Stephen, toward the end of his sixth-grade year at Henderson, actually placed favorably in the school system's open-enrollment lottery. He could have transferred to Albert H. Hill, the middle school of choice in Richmond. But the Holtzes were satisfied that their son was being challenged academically and was comfortable socially. Why switch schools?
"I live in the city for a reason. I live in a diverse neighborhood for a reason," his father said. "It's important for my children that they're raised in and provided an opportunity to grow up in a diverse setting."
Stephen, 12, is taking such high school classes as biology and algebra. He says he has former schoolmates from Holton in his classes and lots of friends at Henderson.

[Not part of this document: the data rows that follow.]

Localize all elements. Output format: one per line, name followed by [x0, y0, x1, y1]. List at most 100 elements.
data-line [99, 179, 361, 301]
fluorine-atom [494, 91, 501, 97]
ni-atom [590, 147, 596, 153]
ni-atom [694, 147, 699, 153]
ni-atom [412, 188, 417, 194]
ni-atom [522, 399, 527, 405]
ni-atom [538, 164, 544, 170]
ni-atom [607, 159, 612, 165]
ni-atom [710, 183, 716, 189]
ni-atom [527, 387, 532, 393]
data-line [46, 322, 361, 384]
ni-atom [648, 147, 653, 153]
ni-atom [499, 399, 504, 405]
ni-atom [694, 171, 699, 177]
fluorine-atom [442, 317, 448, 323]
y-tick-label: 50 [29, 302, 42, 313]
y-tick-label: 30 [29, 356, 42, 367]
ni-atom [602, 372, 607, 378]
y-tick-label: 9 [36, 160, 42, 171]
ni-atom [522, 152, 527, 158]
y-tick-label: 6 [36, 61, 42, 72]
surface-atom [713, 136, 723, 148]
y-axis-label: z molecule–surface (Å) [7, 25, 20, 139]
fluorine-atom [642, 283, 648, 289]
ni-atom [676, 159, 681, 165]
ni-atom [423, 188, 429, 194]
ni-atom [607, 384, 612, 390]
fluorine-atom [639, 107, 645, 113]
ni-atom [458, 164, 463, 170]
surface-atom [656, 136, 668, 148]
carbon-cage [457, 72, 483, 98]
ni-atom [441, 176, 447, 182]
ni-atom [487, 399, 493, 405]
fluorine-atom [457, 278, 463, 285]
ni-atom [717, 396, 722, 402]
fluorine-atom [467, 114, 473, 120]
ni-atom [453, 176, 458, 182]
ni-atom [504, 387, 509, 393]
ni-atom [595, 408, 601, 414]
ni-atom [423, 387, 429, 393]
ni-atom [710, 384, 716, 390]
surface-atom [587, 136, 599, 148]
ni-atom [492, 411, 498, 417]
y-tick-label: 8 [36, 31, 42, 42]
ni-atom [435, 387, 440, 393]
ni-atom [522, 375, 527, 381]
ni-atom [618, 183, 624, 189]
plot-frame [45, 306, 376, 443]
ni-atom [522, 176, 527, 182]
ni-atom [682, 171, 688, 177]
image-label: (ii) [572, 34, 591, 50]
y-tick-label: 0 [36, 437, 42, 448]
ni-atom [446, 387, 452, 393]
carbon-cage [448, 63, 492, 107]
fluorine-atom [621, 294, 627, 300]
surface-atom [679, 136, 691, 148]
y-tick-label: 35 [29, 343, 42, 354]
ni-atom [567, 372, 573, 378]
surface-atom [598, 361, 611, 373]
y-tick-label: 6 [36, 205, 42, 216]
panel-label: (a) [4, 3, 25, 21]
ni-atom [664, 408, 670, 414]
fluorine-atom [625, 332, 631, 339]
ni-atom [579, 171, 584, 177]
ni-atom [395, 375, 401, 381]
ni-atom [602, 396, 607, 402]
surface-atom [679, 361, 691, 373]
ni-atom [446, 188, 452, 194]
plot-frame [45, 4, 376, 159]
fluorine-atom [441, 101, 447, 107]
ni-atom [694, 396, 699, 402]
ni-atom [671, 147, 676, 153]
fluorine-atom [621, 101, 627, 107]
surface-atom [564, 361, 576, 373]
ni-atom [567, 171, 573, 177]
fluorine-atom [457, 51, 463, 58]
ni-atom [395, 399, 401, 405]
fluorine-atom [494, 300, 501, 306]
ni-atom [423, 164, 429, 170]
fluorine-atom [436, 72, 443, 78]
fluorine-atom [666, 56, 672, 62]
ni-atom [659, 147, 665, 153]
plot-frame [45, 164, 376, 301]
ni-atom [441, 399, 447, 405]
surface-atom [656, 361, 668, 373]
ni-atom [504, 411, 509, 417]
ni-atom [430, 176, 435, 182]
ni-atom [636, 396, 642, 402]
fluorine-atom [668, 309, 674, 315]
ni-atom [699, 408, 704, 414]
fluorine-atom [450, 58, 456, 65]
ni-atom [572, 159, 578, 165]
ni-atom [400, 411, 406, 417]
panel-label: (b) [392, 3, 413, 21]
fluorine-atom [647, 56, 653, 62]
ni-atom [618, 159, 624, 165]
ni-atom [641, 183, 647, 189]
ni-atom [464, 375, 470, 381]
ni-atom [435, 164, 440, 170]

When Stephen encounters people who harbor negative opinions about Henderson, "I try to convince them, tell them reasons why it's a good school." Henderson gets a bad rap because of its location — "what people refer to as a bad neighborhood" — and because its students are misunderstood, he said. "They're not really bad kids at all."
He has adapted to being one of the few white students at Henderson and says he's having a great time there. "I couldn't ask for a better school."
But his school, for now, falls far short of diverse. Despite its proximity to the middle-class neighborhoods of Ginter Park and Bellevue, Henderson is 2 percent white with a 90 percent poverty rate.
Holtz and school officials are planning another open house in January.